John Beale, Nov. 16 2002

This is in no sense a careful experiment, just two frame grabs from a dance event. These two images from the DVX100 and VX2000 were taken at the same time, but from different camera angles. The DVX100 was operated by a friend grabbed at the last minute who had never seen the camera before. The VX2k used a Raynox "0.66x HD" wide converter (a fairly good quality lens). The DVX100 did not need a wide adaptor in this case. The VX2k in this case is probably about 0.5 stops overexposed, meaning it has approximately the sensitivity in interlaced mode as the DVX100 does in progressive scan.

DVX100
DVX100

f2.4, 0dB
Detail Level -1
Chroma Level -2
Chroma Phase 0
Color Temp 0
Master Ped -5
A.Iris -3
Gamma NORM
Skin tone OFF
Matrix CINE-LIKE
V. detail THIN
White Bal. 3.2k
16:9 wide
manual focus (preset)
30 frames/sec
progressive scan
VX2000
VX2000

f2.0, 0dB
Color Level +1
Sharp 0
WB shift 0
AE shift -4
AGC Limit 12dB
Spotlight mode
White Bal: Tungsten
16:9 wide
Autofocus
60 fields/sec
interlaced


The DVX100 and the VX2000 record in 16:9 modes differently. Both record a standard 720x480 pixel NTSC DV frame, but the DVX uses a letterbox style to record black bars at top and bottom, with only 372 active image lines. The VX2k anamorphically stretches the image to the full 480 scan lines, so it looks "tall and thin" on a standard 4:3 display. In this case I simply cropped the DVX frame to 720x372, and I scaled the VX2k frame vertically in Photoshop to match those dimensions.

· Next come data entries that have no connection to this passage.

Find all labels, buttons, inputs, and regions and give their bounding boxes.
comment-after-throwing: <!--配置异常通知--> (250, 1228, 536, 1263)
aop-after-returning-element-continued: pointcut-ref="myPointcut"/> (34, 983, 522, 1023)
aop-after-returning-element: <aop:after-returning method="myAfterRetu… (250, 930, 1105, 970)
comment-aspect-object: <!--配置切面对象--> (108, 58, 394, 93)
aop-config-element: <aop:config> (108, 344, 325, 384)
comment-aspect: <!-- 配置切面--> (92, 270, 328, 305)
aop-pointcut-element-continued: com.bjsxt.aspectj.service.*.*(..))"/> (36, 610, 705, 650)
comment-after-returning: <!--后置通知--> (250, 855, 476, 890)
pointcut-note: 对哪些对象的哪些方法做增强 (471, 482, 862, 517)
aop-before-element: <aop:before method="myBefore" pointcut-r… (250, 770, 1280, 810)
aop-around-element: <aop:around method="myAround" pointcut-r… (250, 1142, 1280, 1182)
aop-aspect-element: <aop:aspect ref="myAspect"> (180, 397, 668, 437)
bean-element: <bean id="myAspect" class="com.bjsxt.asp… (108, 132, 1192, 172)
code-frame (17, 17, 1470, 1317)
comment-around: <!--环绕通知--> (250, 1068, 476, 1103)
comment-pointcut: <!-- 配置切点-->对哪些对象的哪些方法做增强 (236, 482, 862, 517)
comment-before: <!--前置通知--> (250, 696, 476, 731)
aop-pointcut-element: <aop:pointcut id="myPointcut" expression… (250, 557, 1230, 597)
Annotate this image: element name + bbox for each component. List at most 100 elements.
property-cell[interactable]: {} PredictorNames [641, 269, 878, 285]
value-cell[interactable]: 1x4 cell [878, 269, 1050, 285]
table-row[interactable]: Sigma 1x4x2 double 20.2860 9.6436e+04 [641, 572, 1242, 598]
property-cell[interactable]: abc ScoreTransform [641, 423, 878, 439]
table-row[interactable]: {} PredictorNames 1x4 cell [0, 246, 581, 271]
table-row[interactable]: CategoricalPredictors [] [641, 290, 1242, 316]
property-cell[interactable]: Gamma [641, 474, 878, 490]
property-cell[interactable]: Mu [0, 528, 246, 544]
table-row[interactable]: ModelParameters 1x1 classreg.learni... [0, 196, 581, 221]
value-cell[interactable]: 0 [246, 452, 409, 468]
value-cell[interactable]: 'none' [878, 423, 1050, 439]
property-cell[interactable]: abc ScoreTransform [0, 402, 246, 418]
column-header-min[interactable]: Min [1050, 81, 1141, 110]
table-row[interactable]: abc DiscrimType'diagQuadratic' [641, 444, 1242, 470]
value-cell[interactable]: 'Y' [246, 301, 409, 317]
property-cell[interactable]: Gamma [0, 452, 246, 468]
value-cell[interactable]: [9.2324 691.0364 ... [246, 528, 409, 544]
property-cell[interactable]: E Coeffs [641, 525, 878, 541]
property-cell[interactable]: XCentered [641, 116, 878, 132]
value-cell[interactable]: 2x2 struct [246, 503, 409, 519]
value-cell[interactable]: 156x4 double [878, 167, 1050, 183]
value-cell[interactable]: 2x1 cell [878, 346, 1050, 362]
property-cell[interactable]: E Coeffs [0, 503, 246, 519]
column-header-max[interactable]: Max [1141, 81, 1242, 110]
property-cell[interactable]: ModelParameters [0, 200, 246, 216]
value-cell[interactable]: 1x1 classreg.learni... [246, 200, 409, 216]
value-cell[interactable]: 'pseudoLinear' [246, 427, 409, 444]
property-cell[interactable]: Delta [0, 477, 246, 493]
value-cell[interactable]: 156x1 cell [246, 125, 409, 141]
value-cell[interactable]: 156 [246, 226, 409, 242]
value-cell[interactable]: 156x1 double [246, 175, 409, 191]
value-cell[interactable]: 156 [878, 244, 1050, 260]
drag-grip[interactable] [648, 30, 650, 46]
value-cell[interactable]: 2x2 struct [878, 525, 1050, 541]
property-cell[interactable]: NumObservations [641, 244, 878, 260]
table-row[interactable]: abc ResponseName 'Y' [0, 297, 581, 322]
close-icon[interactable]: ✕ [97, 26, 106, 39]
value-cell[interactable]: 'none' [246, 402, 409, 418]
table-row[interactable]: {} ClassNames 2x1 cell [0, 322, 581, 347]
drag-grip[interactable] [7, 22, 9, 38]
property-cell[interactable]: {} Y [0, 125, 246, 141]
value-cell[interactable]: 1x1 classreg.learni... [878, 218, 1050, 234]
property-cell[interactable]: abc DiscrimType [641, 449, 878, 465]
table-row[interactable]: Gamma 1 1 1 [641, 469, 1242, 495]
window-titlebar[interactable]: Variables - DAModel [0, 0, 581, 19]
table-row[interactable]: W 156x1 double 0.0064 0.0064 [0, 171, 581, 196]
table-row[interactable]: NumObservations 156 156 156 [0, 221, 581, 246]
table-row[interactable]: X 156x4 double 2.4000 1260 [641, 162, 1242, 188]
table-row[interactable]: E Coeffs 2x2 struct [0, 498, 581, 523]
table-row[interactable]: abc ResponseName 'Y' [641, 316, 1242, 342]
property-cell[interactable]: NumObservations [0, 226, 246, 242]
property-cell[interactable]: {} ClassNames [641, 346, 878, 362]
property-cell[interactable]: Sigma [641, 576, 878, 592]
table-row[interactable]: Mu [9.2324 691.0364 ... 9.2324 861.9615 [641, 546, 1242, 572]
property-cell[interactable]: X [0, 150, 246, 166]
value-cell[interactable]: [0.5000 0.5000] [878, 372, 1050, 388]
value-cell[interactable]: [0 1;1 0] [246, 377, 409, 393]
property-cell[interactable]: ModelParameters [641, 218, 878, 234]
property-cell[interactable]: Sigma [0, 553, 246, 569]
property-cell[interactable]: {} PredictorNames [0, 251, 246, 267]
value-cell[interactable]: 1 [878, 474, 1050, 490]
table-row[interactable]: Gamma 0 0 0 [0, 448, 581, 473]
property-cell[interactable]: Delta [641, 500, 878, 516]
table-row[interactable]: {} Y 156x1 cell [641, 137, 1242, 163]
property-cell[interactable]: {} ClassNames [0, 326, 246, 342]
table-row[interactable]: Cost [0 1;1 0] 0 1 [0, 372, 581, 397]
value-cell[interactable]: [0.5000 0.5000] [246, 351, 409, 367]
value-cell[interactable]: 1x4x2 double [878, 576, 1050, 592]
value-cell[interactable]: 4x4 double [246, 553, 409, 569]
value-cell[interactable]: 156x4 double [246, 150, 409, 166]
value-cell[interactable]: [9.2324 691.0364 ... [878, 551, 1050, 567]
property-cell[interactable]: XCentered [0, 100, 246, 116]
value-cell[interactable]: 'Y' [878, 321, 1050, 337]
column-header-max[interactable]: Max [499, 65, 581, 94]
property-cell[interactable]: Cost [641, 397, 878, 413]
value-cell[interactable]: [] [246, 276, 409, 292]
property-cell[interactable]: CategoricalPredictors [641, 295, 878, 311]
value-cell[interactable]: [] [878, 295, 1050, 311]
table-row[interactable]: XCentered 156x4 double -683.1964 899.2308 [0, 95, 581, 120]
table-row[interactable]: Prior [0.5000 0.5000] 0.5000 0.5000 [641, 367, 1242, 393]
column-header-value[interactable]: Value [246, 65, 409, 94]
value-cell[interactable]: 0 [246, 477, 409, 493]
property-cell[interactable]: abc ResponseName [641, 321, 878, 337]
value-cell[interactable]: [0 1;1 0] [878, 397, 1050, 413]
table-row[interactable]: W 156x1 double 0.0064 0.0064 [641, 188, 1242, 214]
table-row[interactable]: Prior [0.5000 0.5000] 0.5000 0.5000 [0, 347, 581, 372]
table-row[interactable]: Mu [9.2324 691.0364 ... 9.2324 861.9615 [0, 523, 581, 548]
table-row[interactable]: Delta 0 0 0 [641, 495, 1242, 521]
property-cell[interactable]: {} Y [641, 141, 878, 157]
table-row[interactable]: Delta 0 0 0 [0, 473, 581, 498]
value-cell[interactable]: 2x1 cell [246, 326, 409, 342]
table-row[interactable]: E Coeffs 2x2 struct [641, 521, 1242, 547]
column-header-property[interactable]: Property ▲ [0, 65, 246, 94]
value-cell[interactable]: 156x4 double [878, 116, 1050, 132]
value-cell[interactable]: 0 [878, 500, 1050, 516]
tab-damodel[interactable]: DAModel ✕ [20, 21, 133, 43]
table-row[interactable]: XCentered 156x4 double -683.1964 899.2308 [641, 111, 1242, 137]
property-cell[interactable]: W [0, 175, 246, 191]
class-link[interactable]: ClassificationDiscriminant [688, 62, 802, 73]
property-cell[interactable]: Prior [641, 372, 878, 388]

Both images are still using the non-square, 0.9 aspect DV pixel, but at least now they are directly comparable. Both images are "full frame" without field interpolation. You do not see the interlaced comb-type motion artifact on the VX2k example which you would normally expect, because this is a frozen pose at the end of a dance.

I definitely see a difference in resolution between the two cameras.